Podría haber más aperturas a la indignación, más cultivo del rechazo colectivo a los maltratos, a las torturas y otros martirios que se les infligen a los “animales no humanos”. En particular, porque unos y otros, habitamos en el mismo planeta (sí, el de guerras y genocidios, de invasiones y neocolonialismos, de bombas atómicas y desplazamientos forzados), y porque, de ser verdad que somos racionales, deberíamos estar del lado de esas especies que ciertos “humanoides” consideran inferiores.
“Los humanos creemos que, por habernos encontrado aquí, tenemos derecho a usar el planeta para nuestro sustento y a tomar partes de él como nuestra propiedad. Pero negamos a otros animales el mismo derecho, aunque su situación es exactamente la misma. Ellos también se encontraron aquí y tienen que intentar vivir lo mejor que pueden. ¿Con qué derecho les negamos el derecho a usar el planeta para vivir, tal como nosotros lo reclamamos?”, dice la filósofa estadounidense.
Hace algún tiempo leí un cuento triste, del escritor serbio Danilo Kis, llamado El niño y el perro, en el que hay un perro que habla y relata cómo nació, quiénes fueron sus hermanos de parto y cómo los ahogaron a casi todos. También cómo consiguió un “dueño” y terminó siendo la “mascota” de un chico, al que Dingo (así se llamaba el can) “pertenecía en cuerpo y alma”. El niño, que posiblemente llegará a ser poeta, se tiene que ir a otra parte a estudiar y abandona a su compañero de cuatro patitas. Adelantemos que hay un desenlace lacrimoso e infeliz.
Más recientemente, leí un cuento maestro, titulado Gato, de Mario Escobar Velásquez, cuyo protagonista es un callejero gato de Angora que termina en entejados del viejo sector de Guayaquil, ya decadente, en el que, además, aparecen un perro callejero, un búho extraordinario, palomas y ratas. También es un cuento triste, y en el que, pese a todo, en aquel turbulento sector de Medellín conviven migrantes, comerciantes, policías, putas y toda una “fauna” humana con otra no humana.

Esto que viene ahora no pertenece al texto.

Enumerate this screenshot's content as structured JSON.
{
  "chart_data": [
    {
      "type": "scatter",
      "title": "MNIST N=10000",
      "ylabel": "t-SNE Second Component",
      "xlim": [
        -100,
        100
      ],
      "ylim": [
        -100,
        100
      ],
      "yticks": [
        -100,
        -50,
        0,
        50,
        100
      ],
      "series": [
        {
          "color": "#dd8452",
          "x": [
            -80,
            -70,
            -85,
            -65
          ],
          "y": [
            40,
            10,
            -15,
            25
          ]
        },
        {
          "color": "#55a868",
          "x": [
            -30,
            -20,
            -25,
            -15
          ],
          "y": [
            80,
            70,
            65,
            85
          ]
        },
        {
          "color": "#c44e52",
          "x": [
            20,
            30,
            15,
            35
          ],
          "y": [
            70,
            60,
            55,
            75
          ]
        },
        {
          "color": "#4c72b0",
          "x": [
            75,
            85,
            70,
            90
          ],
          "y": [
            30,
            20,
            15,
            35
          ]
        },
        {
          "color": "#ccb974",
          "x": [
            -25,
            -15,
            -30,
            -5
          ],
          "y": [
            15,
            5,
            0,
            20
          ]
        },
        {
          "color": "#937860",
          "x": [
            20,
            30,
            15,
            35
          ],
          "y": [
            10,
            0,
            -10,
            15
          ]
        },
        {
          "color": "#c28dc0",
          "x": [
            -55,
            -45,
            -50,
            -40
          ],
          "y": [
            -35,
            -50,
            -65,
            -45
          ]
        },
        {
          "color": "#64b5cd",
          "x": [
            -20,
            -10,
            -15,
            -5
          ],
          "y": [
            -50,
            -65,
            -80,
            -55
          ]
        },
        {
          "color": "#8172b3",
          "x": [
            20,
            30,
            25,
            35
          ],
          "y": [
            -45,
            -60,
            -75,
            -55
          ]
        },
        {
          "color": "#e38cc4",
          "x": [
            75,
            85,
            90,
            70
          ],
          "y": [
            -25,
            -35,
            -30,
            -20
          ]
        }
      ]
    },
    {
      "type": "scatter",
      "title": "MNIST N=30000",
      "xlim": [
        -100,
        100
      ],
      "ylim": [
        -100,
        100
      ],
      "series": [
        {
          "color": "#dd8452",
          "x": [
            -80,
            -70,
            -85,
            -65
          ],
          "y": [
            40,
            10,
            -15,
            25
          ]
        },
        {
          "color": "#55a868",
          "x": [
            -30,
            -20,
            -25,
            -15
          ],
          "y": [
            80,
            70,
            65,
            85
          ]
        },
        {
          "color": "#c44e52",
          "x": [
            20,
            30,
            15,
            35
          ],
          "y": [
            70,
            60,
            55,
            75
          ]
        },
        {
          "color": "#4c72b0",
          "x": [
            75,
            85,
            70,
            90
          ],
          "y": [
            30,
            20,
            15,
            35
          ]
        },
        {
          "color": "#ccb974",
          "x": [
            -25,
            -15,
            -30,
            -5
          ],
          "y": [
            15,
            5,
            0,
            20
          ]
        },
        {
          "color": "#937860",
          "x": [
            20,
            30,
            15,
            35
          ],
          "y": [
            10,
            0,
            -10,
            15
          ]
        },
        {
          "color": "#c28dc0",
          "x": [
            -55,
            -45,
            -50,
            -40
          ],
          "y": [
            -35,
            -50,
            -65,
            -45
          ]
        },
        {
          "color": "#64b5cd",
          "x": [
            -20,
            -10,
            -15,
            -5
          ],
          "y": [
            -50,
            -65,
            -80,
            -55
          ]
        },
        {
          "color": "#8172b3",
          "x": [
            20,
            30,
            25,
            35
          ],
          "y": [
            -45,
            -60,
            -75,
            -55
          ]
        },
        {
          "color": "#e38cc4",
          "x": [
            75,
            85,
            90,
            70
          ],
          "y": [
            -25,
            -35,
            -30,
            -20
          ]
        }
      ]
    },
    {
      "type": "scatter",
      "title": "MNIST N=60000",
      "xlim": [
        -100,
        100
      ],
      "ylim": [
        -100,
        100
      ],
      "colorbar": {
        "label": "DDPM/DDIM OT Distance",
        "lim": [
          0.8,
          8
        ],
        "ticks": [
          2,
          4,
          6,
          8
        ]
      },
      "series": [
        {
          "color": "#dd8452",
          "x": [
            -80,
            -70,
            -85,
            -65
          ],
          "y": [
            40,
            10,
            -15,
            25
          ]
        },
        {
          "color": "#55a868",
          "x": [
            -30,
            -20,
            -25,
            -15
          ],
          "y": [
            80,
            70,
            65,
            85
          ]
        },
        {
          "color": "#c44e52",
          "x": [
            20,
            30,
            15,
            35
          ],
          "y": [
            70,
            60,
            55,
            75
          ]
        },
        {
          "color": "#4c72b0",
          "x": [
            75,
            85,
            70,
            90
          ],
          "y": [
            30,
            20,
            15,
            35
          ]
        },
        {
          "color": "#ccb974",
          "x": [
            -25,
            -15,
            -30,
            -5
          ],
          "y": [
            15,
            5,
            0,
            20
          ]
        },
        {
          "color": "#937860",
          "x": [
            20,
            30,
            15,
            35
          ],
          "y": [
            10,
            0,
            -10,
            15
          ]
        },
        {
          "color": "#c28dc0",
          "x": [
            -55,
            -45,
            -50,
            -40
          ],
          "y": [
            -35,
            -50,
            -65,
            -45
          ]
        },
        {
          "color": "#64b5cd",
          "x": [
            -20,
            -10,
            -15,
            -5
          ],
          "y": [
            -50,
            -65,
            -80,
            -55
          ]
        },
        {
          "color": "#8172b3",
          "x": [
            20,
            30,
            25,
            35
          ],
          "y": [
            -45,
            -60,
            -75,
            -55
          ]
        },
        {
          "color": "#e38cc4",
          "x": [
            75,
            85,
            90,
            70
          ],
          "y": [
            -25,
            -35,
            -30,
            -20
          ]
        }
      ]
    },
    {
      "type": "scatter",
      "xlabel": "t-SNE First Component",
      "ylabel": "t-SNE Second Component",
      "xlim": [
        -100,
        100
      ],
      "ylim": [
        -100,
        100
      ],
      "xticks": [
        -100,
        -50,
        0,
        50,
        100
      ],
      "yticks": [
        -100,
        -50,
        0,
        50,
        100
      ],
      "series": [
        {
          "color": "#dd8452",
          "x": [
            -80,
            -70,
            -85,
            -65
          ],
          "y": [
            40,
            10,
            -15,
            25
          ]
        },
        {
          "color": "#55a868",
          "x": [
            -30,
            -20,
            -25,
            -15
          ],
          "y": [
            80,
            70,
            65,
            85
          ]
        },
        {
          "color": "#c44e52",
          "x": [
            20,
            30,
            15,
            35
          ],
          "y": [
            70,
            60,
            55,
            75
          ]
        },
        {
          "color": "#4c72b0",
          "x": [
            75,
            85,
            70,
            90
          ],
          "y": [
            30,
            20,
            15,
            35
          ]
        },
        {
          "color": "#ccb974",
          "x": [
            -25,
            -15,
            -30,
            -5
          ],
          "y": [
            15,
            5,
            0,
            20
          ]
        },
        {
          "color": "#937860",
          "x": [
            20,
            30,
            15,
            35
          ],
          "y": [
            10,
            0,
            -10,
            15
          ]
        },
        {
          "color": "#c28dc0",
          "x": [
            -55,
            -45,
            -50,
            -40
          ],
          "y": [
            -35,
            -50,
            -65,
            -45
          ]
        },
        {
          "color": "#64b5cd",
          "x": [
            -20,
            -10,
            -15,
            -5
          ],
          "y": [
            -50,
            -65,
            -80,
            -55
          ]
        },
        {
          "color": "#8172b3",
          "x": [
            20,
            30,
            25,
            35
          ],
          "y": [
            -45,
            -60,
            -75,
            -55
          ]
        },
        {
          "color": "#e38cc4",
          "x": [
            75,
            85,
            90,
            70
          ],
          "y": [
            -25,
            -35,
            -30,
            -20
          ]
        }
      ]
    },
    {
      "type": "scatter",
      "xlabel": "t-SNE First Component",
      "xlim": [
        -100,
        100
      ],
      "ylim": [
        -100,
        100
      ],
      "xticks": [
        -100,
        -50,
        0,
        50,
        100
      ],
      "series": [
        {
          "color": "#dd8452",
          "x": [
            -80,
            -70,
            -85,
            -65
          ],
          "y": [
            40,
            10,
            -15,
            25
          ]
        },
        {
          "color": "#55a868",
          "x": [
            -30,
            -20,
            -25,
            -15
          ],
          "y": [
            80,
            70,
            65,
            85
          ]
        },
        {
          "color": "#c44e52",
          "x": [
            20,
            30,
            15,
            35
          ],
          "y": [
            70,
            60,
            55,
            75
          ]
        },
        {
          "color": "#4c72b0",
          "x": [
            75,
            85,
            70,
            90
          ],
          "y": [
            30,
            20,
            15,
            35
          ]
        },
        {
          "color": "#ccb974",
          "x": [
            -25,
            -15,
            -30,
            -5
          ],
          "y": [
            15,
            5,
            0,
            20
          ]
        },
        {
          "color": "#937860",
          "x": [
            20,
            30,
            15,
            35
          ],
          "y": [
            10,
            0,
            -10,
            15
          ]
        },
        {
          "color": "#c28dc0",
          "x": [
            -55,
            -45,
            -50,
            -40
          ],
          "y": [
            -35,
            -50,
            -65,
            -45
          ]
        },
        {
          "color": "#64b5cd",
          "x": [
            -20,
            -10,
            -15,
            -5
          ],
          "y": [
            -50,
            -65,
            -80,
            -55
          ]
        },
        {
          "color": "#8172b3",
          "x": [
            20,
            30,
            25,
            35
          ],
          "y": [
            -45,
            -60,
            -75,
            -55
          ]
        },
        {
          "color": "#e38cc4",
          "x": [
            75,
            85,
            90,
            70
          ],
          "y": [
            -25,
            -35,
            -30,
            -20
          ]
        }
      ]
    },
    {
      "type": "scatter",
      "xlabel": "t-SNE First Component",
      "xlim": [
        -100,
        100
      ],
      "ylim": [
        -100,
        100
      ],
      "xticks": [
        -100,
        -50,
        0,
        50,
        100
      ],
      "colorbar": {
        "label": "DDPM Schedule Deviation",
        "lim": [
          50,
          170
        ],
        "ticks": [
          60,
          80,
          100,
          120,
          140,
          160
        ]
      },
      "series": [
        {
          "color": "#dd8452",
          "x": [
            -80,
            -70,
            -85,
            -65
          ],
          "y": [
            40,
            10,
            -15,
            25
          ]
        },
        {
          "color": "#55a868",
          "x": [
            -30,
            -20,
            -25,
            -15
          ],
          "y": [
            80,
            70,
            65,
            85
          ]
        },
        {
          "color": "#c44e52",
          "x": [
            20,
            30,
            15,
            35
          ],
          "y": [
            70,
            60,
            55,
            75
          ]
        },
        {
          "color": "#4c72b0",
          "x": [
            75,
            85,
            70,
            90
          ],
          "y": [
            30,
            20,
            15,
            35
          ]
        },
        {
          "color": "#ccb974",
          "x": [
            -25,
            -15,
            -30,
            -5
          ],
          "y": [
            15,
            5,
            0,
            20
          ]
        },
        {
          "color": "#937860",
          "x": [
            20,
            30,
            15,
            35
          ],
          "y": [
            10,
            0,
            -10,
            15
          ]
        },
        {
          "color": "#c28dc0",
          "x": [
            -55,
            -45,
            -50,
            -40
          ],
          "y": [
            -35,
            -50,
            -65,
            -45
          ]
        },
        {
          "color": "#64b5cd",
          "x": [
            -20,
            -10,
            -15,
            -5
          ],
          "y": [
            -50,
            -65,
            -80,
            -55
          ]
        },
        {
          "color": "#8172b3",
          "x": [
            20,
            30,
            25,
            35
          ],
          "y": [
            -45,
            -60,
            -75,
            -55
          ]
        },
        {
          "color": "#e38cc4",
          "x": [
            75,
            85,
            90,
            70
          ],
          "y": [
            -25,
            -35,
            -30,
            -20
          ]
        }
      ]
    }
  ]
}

Retornando a planteamientos de Nussbaum, que los fundamenta en Aristóteles, pero también en tesis del filósofo y economista Amartya Sen, es clave poner en evidencia cuestiones en torno a quién o quiénes diseñan los órdenes y principios políticos de la sociedad, con qué fines, a quién van dirigidos. Y en tales elucubraciones hay que contemplar, asimismo, la inclusión de los animales no humanos, que “toda sociedad debe respetar, defender y garantizar”. Se requiere un tejido social para pensar y expandir ideas en torno a la buena vida, a la dignidad y el respeto para aquellas especies que no son humanas y también son parte del hábitat planetario.
Quizás tales reflexiones pueden ser parte de una utopía. Son un constructo. Un deseo. O una quimera fugaz. Mientras, no solo hay explosiones decembrinas, sino —en tantas geografías— bombardeos, masacres, hambrunas, despojos… El sistema (cualquier cosa que sea) destruye humanos y no humanos. Entre tanto, un perrito llora.